We've also got to think about comparability, not across years, but also across awarding bodies, as AQA are not the only providers of GCSE and A-level qualifications. There are other awarding bodies. And we work incredibly collegiately to make sure that it's no easier or harder to get that grade depending upon which awarding body you sit it with. When we say we don't compete on standards, we really mean it. It doesn't make sense for us to do that, because as soon as we do, it means that the meaning is eroded from our qualifications, and it means that they're not doing what students need them to do. So, that's something that we're very committed to doing.

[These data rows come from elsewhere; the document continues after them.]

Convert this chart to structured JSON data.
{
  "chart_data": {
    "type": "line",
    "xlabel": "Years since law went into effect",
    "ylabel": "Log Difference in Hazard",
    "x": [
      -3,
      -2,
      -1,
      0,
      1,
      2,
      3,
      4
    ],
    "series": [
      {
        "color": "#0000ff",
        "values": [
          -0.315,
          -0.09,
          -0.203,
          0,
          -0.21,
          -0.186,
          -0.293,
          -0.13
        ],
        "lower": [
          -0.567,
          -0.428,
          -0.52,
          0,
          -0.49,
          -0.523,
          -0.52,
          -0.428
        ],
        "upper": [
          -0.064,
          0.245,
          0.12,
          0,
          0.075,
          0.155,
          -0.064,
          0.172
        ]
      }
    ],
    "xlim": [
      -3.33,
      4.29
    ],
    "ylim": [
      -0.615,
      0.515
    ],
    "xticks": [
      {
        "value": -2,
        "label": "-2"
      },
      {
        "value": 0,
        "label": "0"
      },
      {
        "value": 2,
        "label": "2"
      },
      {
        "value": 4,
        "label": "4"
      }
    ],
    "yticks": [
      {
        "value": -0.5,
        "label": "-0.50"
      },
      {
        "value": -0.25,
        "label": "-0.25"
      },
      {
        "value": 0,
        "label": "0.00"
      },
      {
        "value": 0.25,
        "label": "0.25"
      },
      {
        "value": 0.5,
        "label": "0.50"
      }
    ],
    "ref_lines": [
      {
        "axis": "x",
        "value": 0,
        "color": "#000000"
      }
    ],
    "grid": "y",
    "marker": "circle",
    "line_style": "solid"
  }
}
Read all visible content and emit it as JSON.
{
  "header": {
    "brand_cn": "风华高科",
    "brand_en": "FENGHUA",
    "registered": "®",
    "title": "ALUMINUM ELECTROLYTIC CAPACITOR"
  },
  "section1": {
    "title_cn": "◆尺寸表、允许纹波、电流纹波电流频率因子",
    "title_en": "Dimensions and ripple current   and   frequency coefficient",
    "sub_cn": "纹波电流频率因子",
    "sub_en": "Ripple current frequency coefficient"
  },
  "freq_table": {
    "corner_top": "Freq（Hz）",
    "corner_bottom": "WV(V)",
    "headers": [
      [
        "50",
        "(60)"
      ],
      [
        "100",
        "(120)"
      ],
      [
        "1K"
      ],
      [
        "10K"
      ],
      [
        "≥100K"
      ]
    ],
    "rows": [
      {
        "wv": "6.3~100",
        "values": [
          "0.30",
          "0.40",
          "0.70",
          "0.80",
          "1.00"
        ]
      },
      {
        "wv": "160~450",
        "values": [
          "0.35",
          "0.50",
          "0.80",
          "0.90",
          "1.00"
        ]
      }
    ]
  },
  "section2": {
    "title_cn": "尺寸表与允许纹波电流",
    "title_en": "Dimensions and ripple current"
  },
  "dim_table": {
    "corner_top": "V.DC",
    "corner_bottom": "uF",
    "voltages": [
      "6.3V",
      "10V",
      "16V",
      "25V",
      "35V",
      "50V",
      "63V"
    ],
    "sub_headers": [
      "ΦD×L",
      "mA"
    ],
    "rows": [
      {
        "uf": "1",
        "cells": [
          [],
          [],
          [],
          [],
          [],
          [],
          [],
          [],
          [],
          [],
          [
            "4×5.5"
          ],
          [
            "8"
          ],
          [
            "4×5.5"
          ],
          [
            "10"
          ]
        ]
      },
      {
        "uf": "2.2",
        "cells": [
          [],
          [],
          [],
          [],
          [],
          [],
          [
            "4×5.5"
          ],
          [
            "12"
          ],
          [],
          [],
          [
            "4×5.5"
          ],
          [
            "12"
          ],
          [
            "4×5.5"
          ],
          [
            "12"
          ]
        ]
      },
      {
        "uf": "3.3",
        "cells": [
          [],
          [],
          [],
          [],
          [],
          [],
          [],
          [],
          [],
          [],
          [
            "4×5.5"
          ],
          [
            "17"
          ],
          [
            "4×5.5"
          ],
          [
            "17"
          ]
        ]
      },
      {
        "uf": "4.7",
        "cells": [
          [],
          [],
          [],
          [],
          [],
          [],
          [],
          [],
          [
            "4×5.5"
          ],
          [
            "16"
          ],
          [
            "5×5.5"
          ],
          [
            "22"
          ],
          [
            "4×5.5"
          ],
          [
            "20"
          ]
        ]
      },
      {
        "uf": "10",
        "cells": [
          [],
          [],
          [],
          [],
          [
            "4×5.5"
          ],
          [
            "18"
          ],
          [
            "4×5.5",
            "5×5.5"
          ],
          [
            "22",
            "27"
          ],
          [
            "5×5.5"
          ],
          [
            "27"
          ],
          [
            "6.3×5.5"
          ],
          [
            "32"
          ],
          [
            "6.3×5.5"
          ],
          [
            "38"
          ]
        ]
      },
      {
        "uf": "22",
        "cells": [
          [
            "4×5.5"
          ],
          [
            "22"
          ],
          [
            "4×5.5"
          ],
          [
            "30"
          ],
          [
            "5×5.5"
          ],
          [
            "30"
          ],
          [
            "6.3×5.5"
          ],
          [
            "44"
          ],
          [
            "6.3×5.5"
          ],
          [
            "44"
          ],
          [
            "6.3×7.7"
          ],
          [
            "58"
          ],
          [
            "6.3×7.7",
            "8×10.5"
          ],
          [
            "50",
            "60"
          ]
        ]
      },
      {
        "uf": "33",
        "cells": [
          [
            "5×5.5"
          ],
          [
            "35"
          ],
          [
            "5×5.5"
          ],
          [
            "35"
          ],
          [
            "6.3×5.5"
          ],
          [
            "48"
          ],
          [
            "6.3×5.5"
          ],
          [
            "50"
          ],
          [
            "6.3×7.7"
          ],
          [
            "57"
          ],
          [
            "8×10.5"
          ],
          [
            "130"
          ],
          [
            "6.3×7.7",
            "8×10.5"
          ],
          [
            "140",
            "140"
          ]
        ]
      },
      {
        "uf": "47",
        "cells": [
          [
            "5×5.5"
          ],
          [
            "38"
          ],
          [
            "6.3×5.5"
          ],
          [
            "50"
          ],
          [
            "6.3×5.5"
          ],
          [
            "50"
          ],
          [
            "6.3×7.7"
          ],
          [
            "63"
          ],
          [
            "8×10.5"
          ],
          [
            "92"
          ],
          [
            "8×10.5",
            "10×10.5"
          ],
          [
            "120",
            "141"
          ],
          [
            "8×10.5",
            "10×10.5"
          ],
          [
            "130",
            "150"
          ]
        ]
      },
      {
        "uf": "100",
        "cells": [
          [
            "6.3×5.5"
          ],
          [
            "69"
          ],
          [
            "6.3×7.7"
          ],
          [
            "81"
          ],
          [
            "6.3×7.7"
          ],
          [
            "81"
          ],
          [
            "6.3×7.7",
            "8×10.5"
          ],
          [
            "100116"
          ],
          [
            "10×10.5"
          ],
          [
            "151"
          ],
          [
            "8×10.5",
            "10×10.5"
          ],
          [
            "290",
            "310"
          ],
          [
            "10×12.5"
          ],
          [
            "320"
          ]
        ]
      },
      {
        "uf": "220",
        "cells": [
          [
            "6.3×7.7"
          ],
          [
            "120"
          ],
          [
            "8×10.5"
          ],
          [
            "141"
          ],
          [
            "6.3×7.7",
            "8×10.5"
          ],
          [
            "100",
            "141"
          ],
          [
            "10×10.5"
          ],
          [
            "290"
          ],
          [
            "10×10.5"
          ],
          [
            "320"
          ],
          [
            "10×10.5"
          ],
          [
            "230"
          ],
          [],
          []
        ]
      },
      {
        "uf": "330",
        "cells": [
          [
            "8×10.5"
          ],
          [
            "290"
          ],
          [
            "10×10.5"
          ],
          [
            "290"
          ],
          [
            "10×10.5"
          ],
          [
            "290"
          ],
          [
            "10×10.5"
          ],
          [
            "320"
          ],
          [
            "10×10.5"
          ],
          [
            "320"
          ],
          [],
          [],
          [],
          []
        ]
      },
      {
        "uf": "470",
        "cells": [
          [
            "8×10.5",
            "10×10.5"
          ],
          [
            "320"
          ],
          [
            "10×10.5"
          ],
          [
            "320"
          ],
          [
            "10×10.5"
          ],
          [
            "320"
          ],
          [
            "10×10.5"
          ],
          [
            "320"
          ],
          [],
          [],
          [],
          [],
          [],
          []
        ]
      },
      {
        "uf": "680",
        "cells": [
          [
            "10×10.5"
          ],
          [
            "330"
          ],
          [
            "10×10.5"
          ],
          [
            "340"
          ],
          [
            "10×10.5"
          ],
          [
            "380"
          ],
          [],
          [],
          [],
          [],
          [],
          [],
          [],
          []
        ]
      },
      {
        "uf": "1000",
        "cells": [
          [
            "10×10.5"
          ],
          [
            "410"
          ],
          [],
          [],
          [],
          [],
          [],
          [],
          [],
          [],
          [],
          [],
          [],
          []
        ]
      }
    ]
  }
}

The other thing that you need to think about with comparability is across optional routes, where you have a question paper which has either optional questions within the paper, or perhaps optional papers within the qualification. We need to make sure that students would get the same grade regardless of which optional route they take, and that they are comparable in difficulty and demand. And that's something that we really focus on when we are writing assessments.
So, whilst I've listed out some distinct different principles, you might have discovered when you were doing the exercise that actually those scenarios fit more than one of those principles. And that's because, whilst I've described them as sort of neatly indistinct, actually they’re really messy. They do interact with each other. And sometimes we find situations where some of those principles are almost at odds with one another. So, for example, if you wanted really reliable assessment, you might go, 'Ooh, let's have lots of multiple-choice questions where there's only one right answer and we can get some really consistent marking'. But, if you have an assessment just made of multiple-choice questions, you might have a problem of construct under-representation because you wouldn't be assessing, necessarily, all of the skills you need to in that qualification. Because multiple-choice questions, ultimately, can't be used to measure the student's ability to construct an argument, for example.
So, we're always doing a bit of a balancing act when we're writing assessments, and it is actually quite a tricky thing to do. But that fundamental guiding principle is validity, and being really mindful of all those factors and facets that contribute to validity help make sure that we're doing this in the best way possible, and minimising any measurement error that may form out of the nature of these assessments.
So, when it comes to the principles of assessment, there's a couple of things you might need to be mindful of as a teacher writing your own tests. So, be clear on the purpose of the test. What exactly do you want to assess? Assess enough of it and avoid assessing other things. Take measures to ensure teachers of the same subject are marking to the same standard consistently. Create assessments that will distinguish between the students, eg with questions of different levels of demand, and be mindful of the influence of bias that can warp assessment results.
So, I hope this video’s given you some insight on the assessment principles that we really focus on when we put assessment together here at AQA. We want to work really hard to make sure that the assessments we provide are valid and fit for purpose for our students.